Studies of rare Mendelian disorders of low density lipoprotein cholesterol (LDL-C) metabolism have identified specific genetic mutations in the LDL receptor and apolipoprotein B. Although these rare mutations account for a small proportion of LDL-C variation, twin and adoption studies indicate that at least 50% of the overall LDL-C observed variation is genetically determined. In a heterogeneous sample of 3227 subjects from the NHLBI Family Heart Study collected from four US centres, we find evidence for a common major gene accounting for mild elevations (1.25 standard deviations) in LDL-C. The analysis favored a recessive model with a frequency of 0.52 for the gene influencing elevated LDL-C, phenotypic means of 113 mg/dl for the normal genotypes and 146 mg/dl for the abnormal genotype, and a significant polygenic heritability. This statistically-inferred major gene accounted for 24% of the variation in LDL-C, with polygenes accounting for another 28% of the variation. Using parameters for major gene transmission estimated in the segregation analysis, LDL-C showed no linkage to the LDL receptor gene (LDLR), nor to the apolipoprotein E gene (APOE), nor to the cholesterol 7alpha-hydroxylase gene (CYP7A1), indicating the major gene effect influencing mild elevation in LDL-C is not explained by any of these candidate loci.

A frailty approach for modelling diseases with variable age of onset in families: the NHLBI Family Heart Study.

We use frailty models to analyse the effect of latent genetic and environmental risk factors on hazard functions in nuclear families. The approach expresses latent risk factors (frailties) as functions of the effects of a single major gene and shared familial risk. The latter may result from shared polygenes and/or a common environment. Genetic frailties are modelled using a two-point distribution, and residual frailties (shared environment, polygenes) using a gamma distribution. The two-point distribution follows the laws of Mendelian transmission, under either dominant or recessive gene action. We describe a robust EM approach for the joint estimation of the magnitude of genetic, covariate, gene by covariate interaction effects while allowing residual familial correlation. We illustrate the method on coronary heart disease data from the National Heart, Lung, and Blood Institute Family Heart Study. In addition, a simulation study shows that ignoring possible residual correlation in disease status due to a shared familial environment leads to an overestimate of the relative risk associated with a latent genotype.

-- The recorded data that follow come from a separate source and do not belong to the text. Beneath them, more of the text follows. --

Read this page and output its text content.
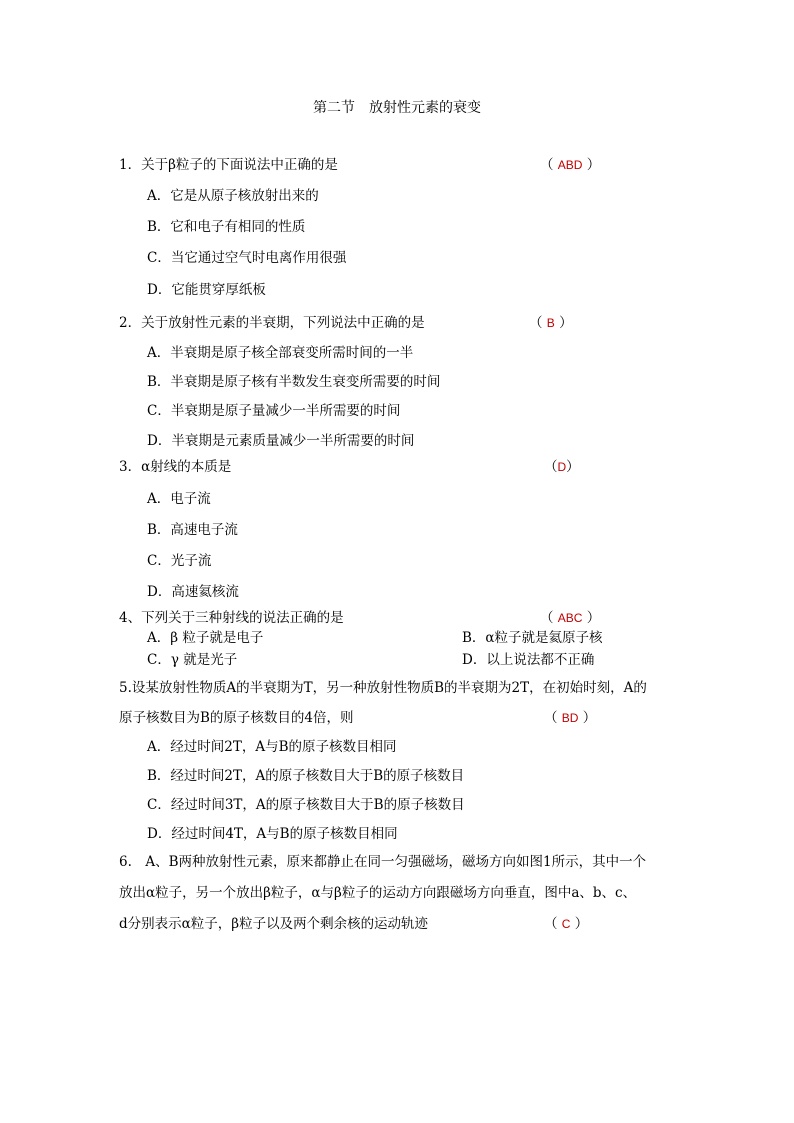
第二节　放射性元素的衰变
1．关于β粒子的下面说法中正确的是	（ ABD ）
A．它是从原子核放射出来的
B．它和电子有相同的性质
C．当它通过空气时电离作用很强
D．它能贯穿厚纸板
2．关于放射性元素的半衰期，下列说法中正确的是	（ B ）
A．半衰期是原子核全部衰变所需时间的一半
B．半衰期是原子核有半数发生衰变所需要的时间
C．半衰期是原子量减少一半所需要的时间
D．半衰期是元素质量减少一半所需要的时间
3．α射线的本质是	（D）
A．电子流
B．高速电子流
C．光子流
D．高速氦核流
4、下列关于三种射线的说法正确的是	（ ABC ）
A．β 粒子就是电子	B．α粒子就是氦原子核
C．γ 就是光子	D．以上说法都不正确
5.设某放射性物质A的半衰期为T，另一种放射性物质B的半衰期为2T，在初始时刻，A的
原子核数目为B的原子核数目的4倍，则	（ BD ）
A．经过时间2T，A与B的原子核数目相同
B．经过时间2T，A的原子核数目大于B的原子核数目
C．经过时间3T，A的原子核数目大于B的原子核数目
D．经过时间4T，A与B的原子核数目相同
6.　A、B两种放射性元素，原来都静止在同一匀强磁场，磁场方向如图1所示，其中一个
放出α粒子，另一个放出β粒子，α与β粒子的运动方向跟磁场方向垂直，图中a、b、c、
d分别表示α粒子，β粒子以及两个剩余核的运动轨迹	（ C ）
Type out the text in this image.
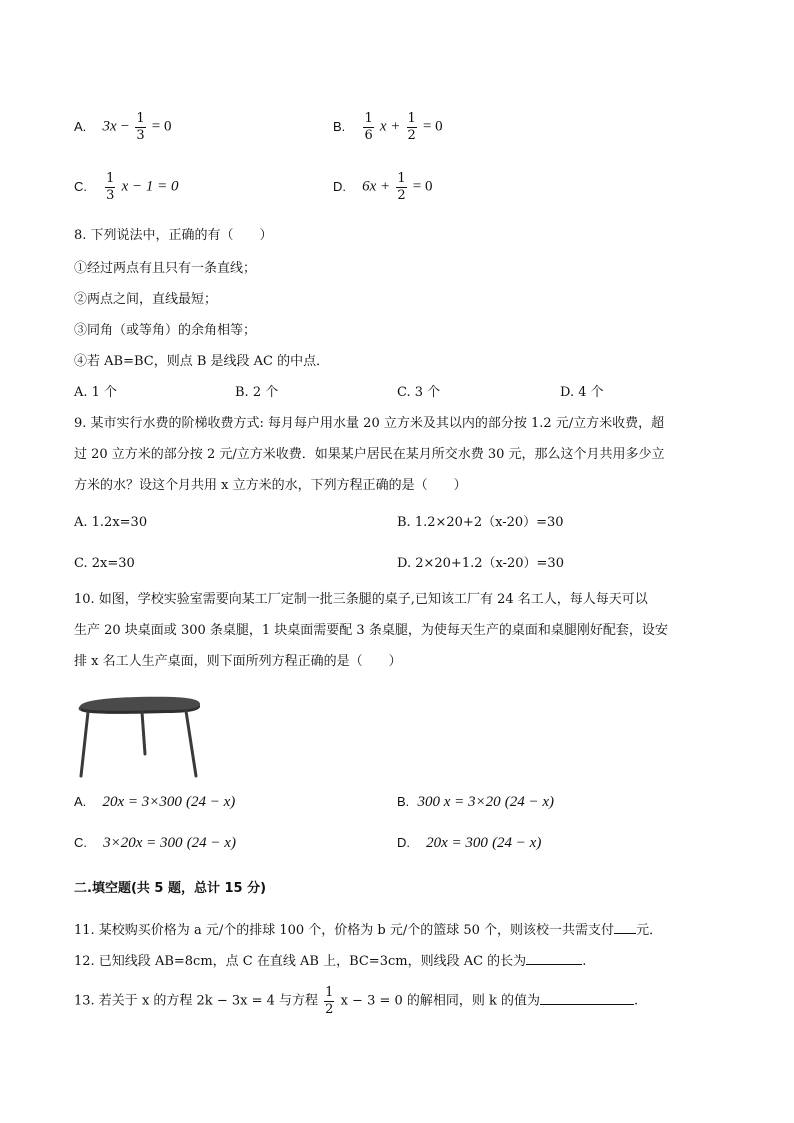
A. $3x - \frac{1}{3} = 0$	B. $\frac{1}{6}$ $x + \frac{1}{2} = 0$
C. $\frac{1}{3}$ x − 1 = 0	D. $6x + \frac{1}{2} = 0$
8. 下列说法中，正确的有（　　）
①经过两点有且只有一条直线；
②两点之间，直线最短；
③同角（或等角）的余角相等；
④若 AB=BC，则点 B 是线段 AC 的中点．
A. 1 个	B. 2 个	C. 3 个	D. 4 个
9. 某市实行水费的阶梯收费方式: 每月每户用水量 20 立方米及其以内的部分按 1.2 元/立方米收费，超
过 20 立方米的部分按 2 元/立方米收费．如果某户居民在某月所交水费 30 元，那么这个月共用多少立
方米的水？设这个月共用 x 立方米的水，下列方程正确的是（　　）
A. 1.2x=30	B. 1.2×20+2（x-20）=30
C. 2x=30	D. 2×20+1.2（x-20）=30
10. 如图，学校实验室需要向某工厂定制一批三条腿的桌子,已知该工厂有 24 名工人，每人每天可以
生产 20 块桌面或 300 条桌腿，1 块桌面需要配 3 条桌腿，为使每天生产的桌面和桌腿刚好配套，设安
排 x 名工人生产桌面，则下面所列方程正确的是（　　）
A. 20x = 3×300 (24 − x)	B. 300 x = 3×20 (24 − x)
C. 3×20x = 300 (24 − x)	D. 20x = 300 (24 − x)
二.填空题(共 5 题，总计 15 分)
11. 某校购买价格为 a 元/个的排球 100 个，价格为 b 元/个的篮球 50 个，则该校一共需支付 元．
12. 已知线段 AB=8cm，点 C 在直线 AB 上，BC=3cm，则线段 AC 的长为	.
13. 若关于 x 的方程 2k − 3x = 4 与方程 $\frac{1}{2}$ x − 3 = 0 的解相同，则 k 的值为	.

Lewis blood group phenotype as an independent risk factor for coronary heart disease (the NHLBI Family Heart Study)

In the Copenhagen Male Study, men with Lewis blood group phenotype Le(a−b−) were found to have increased risk for coronary heart disease (CHD); such a relation has not been confirmed in men, and has not been evaluated in women. In the NHLBI Family Heart Study, we determined the Lewis blood type of 1,620 white subjects (790 male and 830 female subjects). The Lewis(a−b−) phenotype was found in 142 subjects (8.8%), 6.3% of subjects from randomly chosen families and 9.7% of subjects from families found to be at high risk for CHD. A history of CHD was present in 39.1% of men with Le(a−b−) versus 27.2% of men with other Lewis types; for women, the corresponding numbers were 12.3% versus 9.4%, respectively. In multivariate analysis, adjusting for age, sex, and risk group, the odds ratio for CHD was 2.0 (95% confidecne interval = 1.2 to 3.1) for Le(a−b−) versus other Lewis groups. Mean values for body mass index, blood pressure, total cholesterol, low-density lipoprotein and high-density lipoprotein cholesterol, glucose, insulin, homocysteine, and fibrinogen were not significantly different between Le(a−b−) subjects and others, but triglycerides (p = 0.002) were higher in the Le(a−b−) subjects. However, inclusion of all risk factors in multivariate analysis did not diminish the increased risk for CHD associated with the Le(a−b−) phenotype. We conclude that the Le(a−b−) phenotype is associated with an increased risk for CHD; its effect does not appear to act predominantly through conventional cardiovascular risk factors. At present, mechanisms of effect are unknown.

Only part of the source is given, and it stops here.